I can’t believe it’s been a year since you left us. We weren’t ready. We’re still not.

The funny thing about a whole year is that sometimes it seems like such a long time, but then it’s all so fast as well. It seems like I have blinked and woken up to a day that I don’t want to be reminded of. It has crept up on us all with speed and menace.

So much has happened in the last 365 days.

Day one without you, and I ran. It was a cold morning – the air was sharp and I ran to try and push the grief away, until my body and my lungs ached. To feel alive and to feel sore. I ran until I puked. And then I cried till I was dry.

Your funeral was beautiful and terrible. A procession of firies honoured you by laying an evergreen branch on your casket. Handsome uniformed folk, paying tribute to your memory. The bagpipes played, and along the racecourse straight a guard of honour formed for you and your family. If only you knew what an effect you had on all those people sniffling in the autumn sun.

I quit my job after you died. Gave up bossiness, and business-class and books to find something that meant more and gave me more time with my little family. I even had an interview for a CFA job with District 13. But I fucked it up… to much riding on it I suppose. I eventually found something else, and even though payday can’t come quick enough, I now get to share chicken nuggets and spaghetti Bolognese and bedtime and kinder duty and quiet moments on the couch with the ones I love the most.

Gav and Sally organised a fundraiser for Ella. It was monumental. There was trivia and an auction and donations and games. I walked out on stage dancing with Gav, grabbed a microphone and hosted part of the evening in what was the most exhilarating and heartbreaking experience I’ve come to know. There were 400 guests and a waiting list, all contributing to Ella’s future. Because we all needed a reason to carry on, a project to manage the grief, and an opportunity to remember the good you gave to us. I wish you could’ve been there. But on some level I suspect you were, because Gav and Sal and I all dreamt vividly of you that night.

You won a National Emergency Medal for your work on Black Saturday. Gav and Ella graciously accepted the accolade on your behalf in the most bittersweet of circumstances. And they glowed with pride.

On New Year’s Eve I stood alone in the front yard, gulping champagne and watching fireworks from a distance. Each bang and crackle hurt my eyes, and I sought comfort in a woman who has known the pain of loss herself – too often. And it helped, a tiny bit, resting in her arms.

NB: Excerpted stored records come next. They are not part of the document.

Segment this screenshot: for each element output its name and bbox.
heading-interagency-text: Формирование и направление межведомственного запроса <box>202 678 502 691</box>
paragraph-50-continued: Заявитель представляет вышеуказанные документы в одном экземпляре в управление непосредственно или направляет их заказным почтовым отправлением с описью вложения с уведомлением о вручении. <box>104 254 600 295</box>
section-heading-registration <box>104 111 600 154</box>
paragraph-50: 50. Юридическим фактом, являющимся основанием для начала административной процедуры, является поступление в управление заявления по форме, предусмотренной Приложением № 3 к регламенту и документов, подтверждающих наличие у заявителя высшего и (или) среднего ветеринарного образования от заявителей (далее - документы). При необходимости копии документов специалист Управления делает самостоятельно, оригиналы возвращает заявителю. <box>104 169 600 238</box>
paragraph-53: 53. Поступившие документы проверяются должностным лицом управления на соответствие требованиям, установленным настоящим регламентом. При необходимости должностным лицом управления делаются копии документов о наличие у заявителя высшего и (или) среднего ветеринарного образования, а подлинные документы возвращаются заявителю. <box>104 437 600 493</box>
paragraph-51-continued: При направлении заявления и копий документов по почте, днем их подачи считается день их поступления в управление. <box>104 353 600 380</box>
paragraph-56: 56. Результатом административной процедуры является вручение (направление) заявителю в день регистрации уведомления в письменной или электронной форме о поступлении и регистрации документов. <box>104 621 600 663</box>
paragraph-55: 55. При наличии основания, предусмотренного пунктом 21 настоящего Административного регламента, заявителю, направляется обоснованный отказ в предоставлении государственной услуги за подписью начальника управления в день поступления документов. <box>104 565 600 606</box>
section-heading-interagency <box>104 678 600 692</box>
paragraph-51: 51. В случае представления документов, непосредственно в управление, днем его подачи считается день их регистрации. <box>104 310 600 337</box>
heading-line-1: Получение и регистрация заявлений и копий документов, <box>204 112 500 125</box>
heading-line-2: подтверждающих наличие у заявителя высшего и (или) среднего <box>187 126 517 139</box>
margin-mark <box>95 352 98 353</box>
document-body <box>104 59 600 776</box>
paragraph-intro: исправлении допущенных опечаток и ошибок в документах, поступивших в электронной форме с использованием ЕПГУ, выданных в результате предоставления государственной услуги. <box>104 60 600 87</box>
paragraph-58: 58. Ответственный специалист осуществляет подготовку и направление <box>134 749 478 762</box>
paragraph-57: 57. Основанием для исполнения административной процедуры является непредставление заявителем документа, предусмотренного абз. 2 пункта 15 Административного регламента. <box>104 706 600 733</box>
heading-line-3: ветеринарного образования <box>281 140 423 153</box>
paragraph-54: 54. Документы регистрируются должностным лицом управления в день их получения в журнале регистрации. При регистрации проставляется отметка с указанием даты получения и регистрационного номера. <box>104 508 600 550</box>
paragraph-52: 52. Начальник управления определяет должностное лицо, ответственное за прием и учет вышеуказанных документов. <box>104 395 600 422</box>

Ella turned 12, graduated primary school, started high school, and moved to the country with your Mum. She is extraordinary your daughter. Together she, your Mum and a funny little brown poodle have formed a new team, and they are a force to be reckoned with.

Your nieces started primary school, Eva perfected her hula-hooping, your nephew Hudson was born, and a song was dedicated to you in front of a sell-out crowd at a folk festival. Three nights in a row. The drummer cried each time.

The thing is Lu, there have been ordinary and remarkable days over this past year. But no matter what sort of day it is, there are these moment that sneak up on you. Like a kick to the crotch they get you quick and hard. Get you breathless and gasping. Missing you.

I miss your smell of soft perfume, and cigarettes and lollies.

I miss your vague text messages that always came a day too late.

I miss fighting for mirror space between all of us girls, trying to put on our makeup.

I miss touching toes with you on the couch.

I miss our cheeks sticking together during a hug.

I miss seeing you and Gavin hold hands.

I miss watching you stroke Ella’s hair absentmindedly.

It’s unbearable not knowing where you are. Or knowing that you are nowhere. It’s like you’re just out of focus on the edge of a picture, I keep looking expecting it to become clearer.